I have this code:
def somefunc(self):
...
if self.mynums>= len(self.totalnums):
if 1 == 1: return self.crawlSubLinks()
for num in self.nums:
if not 'hello' in num: continue
if 0 == 1:
#if though this is never reached, when using yield, the crawler stops execution after the return statement at the end.
#When using return instead of yield, the execution continues as expected - why?
print("in it!");
yield SplashRequest(numfunc['asx'], self.xo, endpoint ='execute', args={'lua_source': self.scripts['xoscript']})
def crawlSubLinks(self):
self.start_time = timer()
print("IN CRAWL SUB LINKS")
for link in self.numLinks:
yield scrapy.Request(link callback=self.examinenum, dont_filter=True)

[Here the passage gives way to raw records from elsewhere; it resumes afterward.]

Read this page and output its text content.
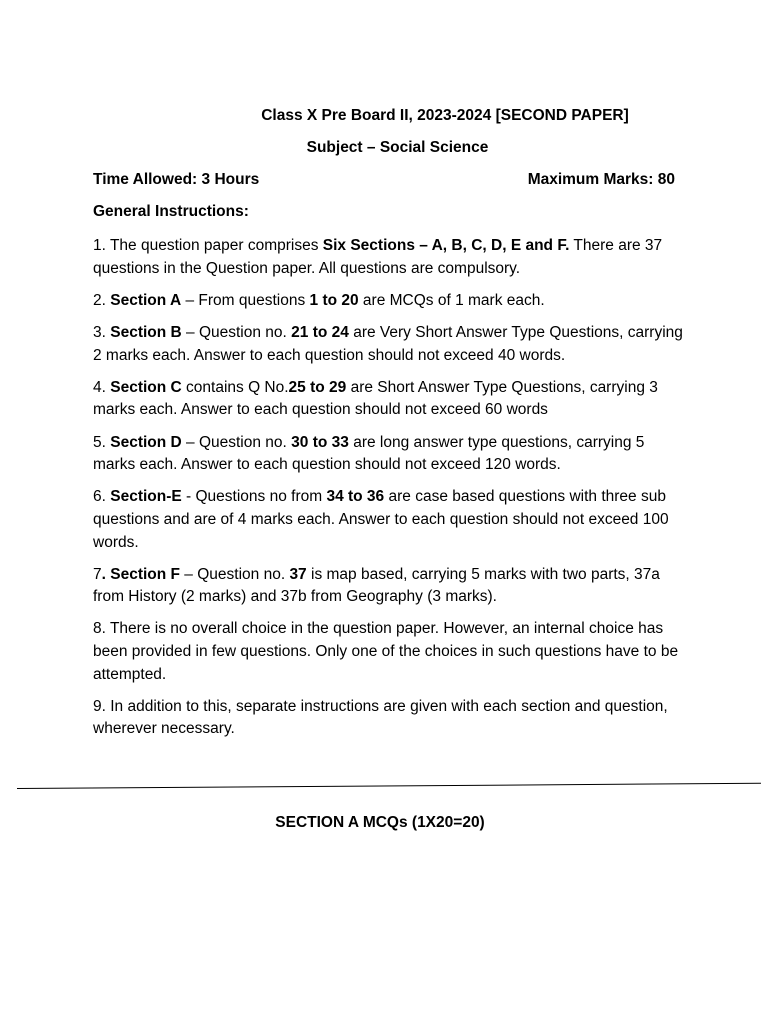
Class X Pre Board II, 2023-2024 [SECOND PAPER]
Subject – Social Science
Time Allowed: 3 Hours	Maximum Marks: 80
General Instructions:
1. The question paper comprises Six Sections – A, B, C, D, E and F. There are 37 questions in the Question paper. All questions are compulsory.
2. Section A – From questions 1 to 20 are MCQs of 1 mark each.
3. Section B – Question no. 21 to 24 are Very Short Answer Type Questions, carrying 2 marks each. Answer to each question should not exceed 40 words.
4. Section C contains Q No.25 to 29 are Short Answer Type Questions, carrying 3 marks each. Answer to each question should not exceed 60 words
5. Section D – Question no. 30 to 33 are long answer type questions, carrying 5 marks each. Answer to each question should not exceed 120 words.
6. Section-E - Questions no from 34 to 36 are case based questions with three sub questions and are of 4 marks each. Answer to each question should not exceed 100 words.
7. Section F – Question no. 37 is map based, carrying 5 marks with two parts, 37a from History (2 marks) and 37b from Geography (3 marks).
8. There is no overall choice in the question paper. However, an internal choice has been provided in few questions. Only one of the choices in such questions have to be attempted.
9. In addition to this, separate instructions are given with each section and question, wherever necessary.
SECTION A MCQs (1X20=20)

As you can see, the SplashRequest is never reached, so its implementation is not important in this case. So the goal is to keep sending requests by returning self.crawlSubLinks. Now here is the problem:
When I use return before the SplashRequest that is never reached, the crawler continues its execution as expected by processing the new requests from crawlSubLinks. However, for some reason, when I use yield before the SplashRequest that is never reached, the crawler stop after the return statement! Whether I use yield or return in a line that is never executed should not matter at all, right?
Why is this? I have been told that this has something to do with the behavior of Python, only. But how can I then have a yield statement within the for loop while still returning in the if statement above the for loop and not return a generator?